Resistance slogans have proven equally lucrative for Democratic politicians running for election. Anti-Trump rhetoric has fueled massive donations to political campaigns, starting with special elections in 2017, up through this 2020 election cycle. Democratic candidates for Congress in 2018 raised more than $1 billion, breaking records and swamping Republicans. Beto O’Rourke alone raised an extraordinary $80 million in his (ultimately doomed) quest to unseat Texas Republican Senator Ted Cruz.

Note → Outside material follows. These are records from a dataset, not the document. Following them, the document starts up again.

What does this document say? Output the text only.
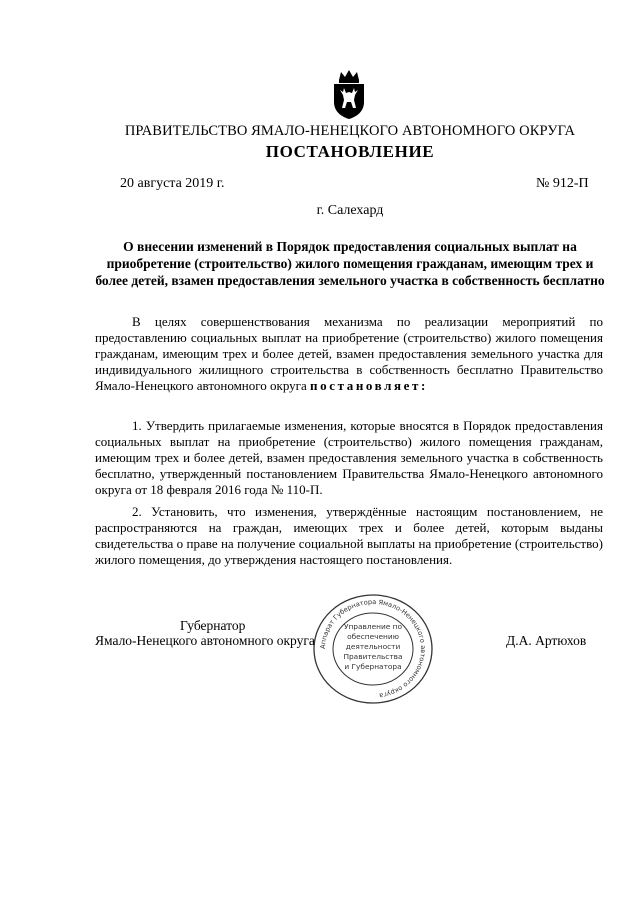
ПРАВИТЕЛЬСТВО ЯМАЛО-НЕНЕЦКОГО АВТОНОМНОГО ОКРУГА
ПОСТАНОВЛЕНИЕ
20 августа 2019 г.	№ 912-П
г. Салехард
О внесении изменений в Порядок предоставления социальных выплат на приобретение (строительство) жилого помещения гражданам, имеющим трех и более детей, взамен предоставления земельного участка в собственность бесплатно
В целях совершенствования механизма по реализации мероприятий по предоставлению социальных выплат на приобретение (строительство) жилого помещения гражданам, имеющим трех и более детей, взамен предоставления земельного участка для индивидуального жилищного строительства в собственность бесплатно Правительство Ямало-Ненецкого автономного округа постановляет:
1. Утвердить прилагаемые изменения, которые вносятся в Порядок предоставления социальных выплат на приобретение (строительство) жилого помещения гражданам, имеющим трех и более детей, взамен предоставления земельного участка в собственность бесплатно, утвержденный постановлением Правительства Ямало-Ненецкого автономного округа от 18 февраля 2016 года № 110-П.
2. Установить, что изменения, утверждённые настоящим постановлением, не распространяются на граждан, имеющих трех и более детей, которым выданы свидетельства о праве на получение социальной выплаты на приобретение (строительство) жилого помещения, до утверждения настоящего постановления.
Аппарат Губернатора Ямало-Ненецкого автономного округа
Управление по
обеспечению
деятельности
Правительства
и Губернатора
Губернатор
Ямало-Ненецкого автономного округа	Д.А. Артюхов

Resistance leaders have also used their nonstop Trump hate to mobilize volunteers and voters for Democratic causes. In October 2018, Time ran a piece titled “How the Anti-Trump Resistance Is Organizing Its Outrage.” The story laid out how Resistance types were enlisting average Americans, fueled by anti-Trump fervor, to do their bidding. “Hundreds of thousands of volunteers, allied with thousands of autonomous groups, are doing the grunt work of propelling their neighbors to the polls, using tactics tailored to their communities. Suburban moms are knocking on doors in North Carolina battlegrounds; racial-justice organizers in Georgia are mobilizing black voters in churches and restaurants; college students in Pennsylvania are using social media to reach new voters. In Texas, immigrant-rights activists are helping Latino voters get their paperwork in order. Teenage gun-safety advocates from Florida are on bus tours to register other newly eligible voters.” An NBC News piece b
y Republican strategist Evan Siegfried in October 2018 laid out how all this was helping Democrats rack up voter registrations in key areas. “In Iowa, 2018 voter registrations so far are double what they were at the same point in 2014. Even more telling is the partisan breakdown: Democrats added 23,064 new members so far this year and Republicans only 1,636.”

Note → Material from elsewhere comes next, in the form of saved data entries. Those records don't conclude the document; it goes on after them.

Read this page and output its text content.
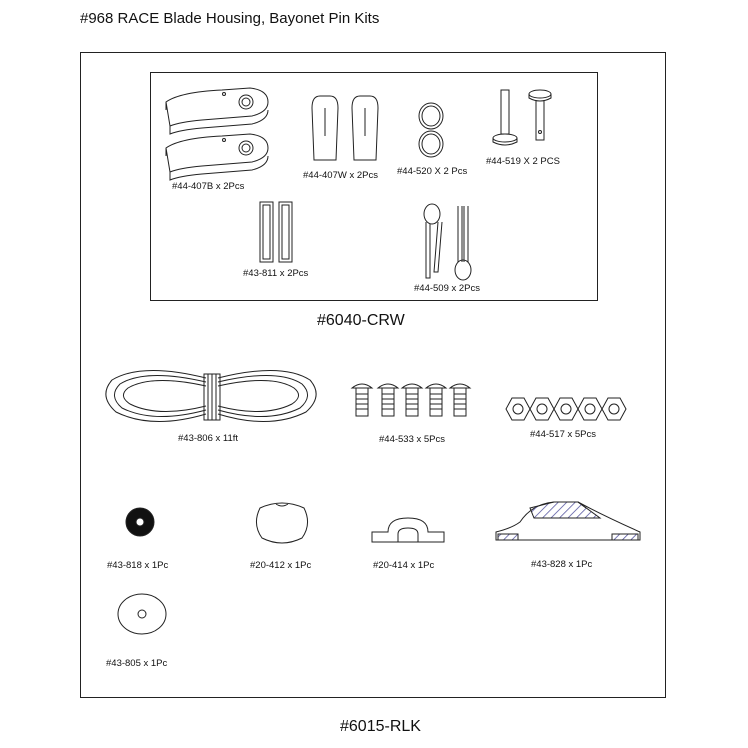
#968 RACE Blade Housing, Bayonet Pin Kits
#6040-CRW
#6015-RLK
#44-407B x 2Pcs
#44-407W x 2Pcs #44-520 X 2 Pcs
#44-519 X 2 PCS
#43-811 x 2Pcs
#44-509 x 2Pcs
#43-806 x 11ft	#44-533 x 5Pcs	#44-517 x 5Pcs
#43-818 x 1Pc	#20-412 x 1Pc	#20-414 x 1Pc	#43-828 x 1Pc
#43-805 x 1Pc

More broadly, Resistance leaders discovered the benefits of conflating Trump with his policies, as a way of delegitimizing the entire conservative agenda. Here’s one way it works: A Resistance leader will call Trump ignorant and evil, but in the same breath also note that Trump believes in so-and-so policy. Ergo, said policy is ignorant and evil. In a November 26, 2018, column, the same NYT economist, Paul Krugman, decried the Trump administration as “anti-objective-reality.” Trump and Republicans suffered from “sheer depravity” and engaged in “tough guy posturing.” Mr. Krugman also tossed in the terms “greed, opportunism, and ego.” It turns out the actual subject of the column was GOP climate change “denial.” Only in the age of Trump can liberals write off those who question man-made global warming as morally “depraved.”

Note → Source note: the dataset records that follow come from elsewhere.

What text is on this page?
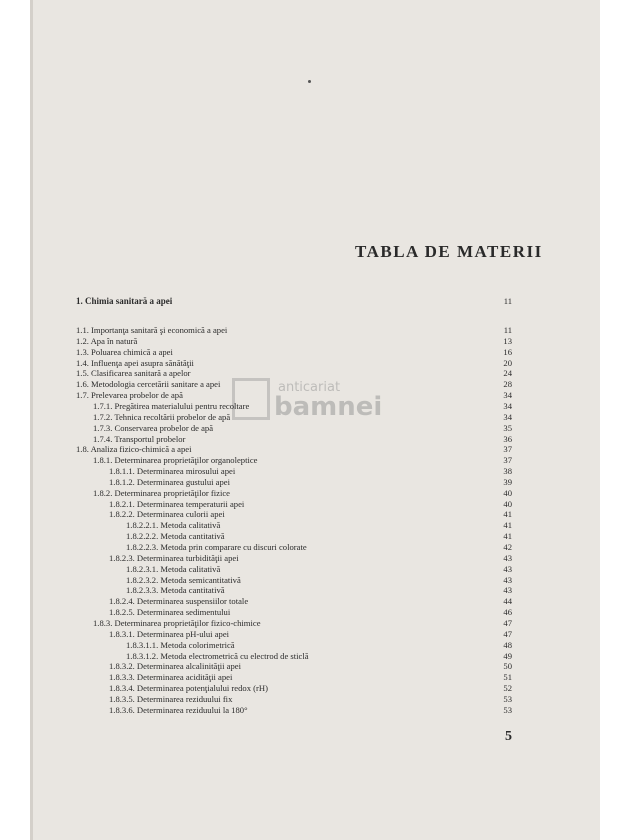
TABLA DE MATERII
anticariat
bamnei
1. Chimia sanitară a apei	11
1.1. Importanţa sanitară şi economică a apei	11
1.2. Apa în natură	13
1.3. Poluarea chimică a apei	16
1.4. Influenţa apei asupra sănătăţii	20
1.5. Clasificarea sanitară a apelor	24
1.6. Metodologia cercetării sanitare a apei	28
1.7. Prelevarea probelor de apă	34
1.7.1. Pregătirea materialului pentru recoltare	34
1.7.2. Tehnica recoltării probelor de apă	34
1.7.3. Conservarea probelor de apă	35
1.7.4. Transportul probelor	36
1.8. Analiza fizico-chimică a apei	37
1.8.1. Determinarea proprietăţilor organoleptice	37
1.8.1.1. Determinarea mirosului apei	38
1.8.1.2. Determinarea gustului apei	39
1.8.2. Determinarea proprietăţilor fizice	40
1.8.2.1. Determinarea temperaturii apei	40
1.8.2.2. Determinarea culorii apei	41
1.8.2.2.1. Metoda calitativă	41
1.8.2.2.2. Metoda cantitativă	41
1.8.2.2.3. Metoda prin comparare cu discuri colorate	42
1.8.2.3. Determinarea turbidităţii apei	43
1.8.2.3.1. Metoda calitativă	43
1.8.2.3.2. Metoda semicantitativă	43
1.8.2.3.3. Metoda cantitativă	43
1.8.2.4. Determinarea suspensiilor totale	44
1.8.2.5. Determinarea sedimentului	46
1.8.3. Determinarea proprietăţilor fizico-chimice	47
1.8.3.1. Determinarea pH-ului apei	47
1.8.3.1.1. Metoda colorimetrică	48
1.8.3.1.2. Metoda electrometrică cu electrod de sticlă	49
1.8.3.2. Determinarea alcalinităţii apei	50
1.8.3.3. Determinarea acidităţii apei	51
1.8.3.4. Determinarea potenţialului redox (rH)	52
1.8.3.5. Determinarea reziduului fix	53
1.8.3.6. Determinarea reziduului la 180°	53
5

Trump gives Resistance leaders new ways to demean and undercut their entire opposition. A particularly nasty claim is that Trump and his election somehow prove that conservatives as a whole are vile. Amy Goodman, the host of the liberal Democracy Now! news program, wrote at the end of 2016 that “Trump’s campaign was overtly racist, and this seems to have motivated a terrifying number of voters.” Got that? People didn’t come out to vote for Trump because he promised lower taxes or less regulation or better judges. They did it because they hate minorities, according to the Resistance.
Resistance politicians have made an art of the same sort of guilt-and-dismissal by association. This was California Senator Kamala Harris in the days following the Trump election victory: “One side believes it is okay to demagogue immigrants, has proposed unrealistic plans to build a wall, and is promising to break up families by deporting millions of people. The other side believes in respect, justice, dignity and equality as part of an approach to bring millions of people out of the shadows.” Again, every Republican, by virtue of voting for Trump, is against respect, justice, dignity, and equality.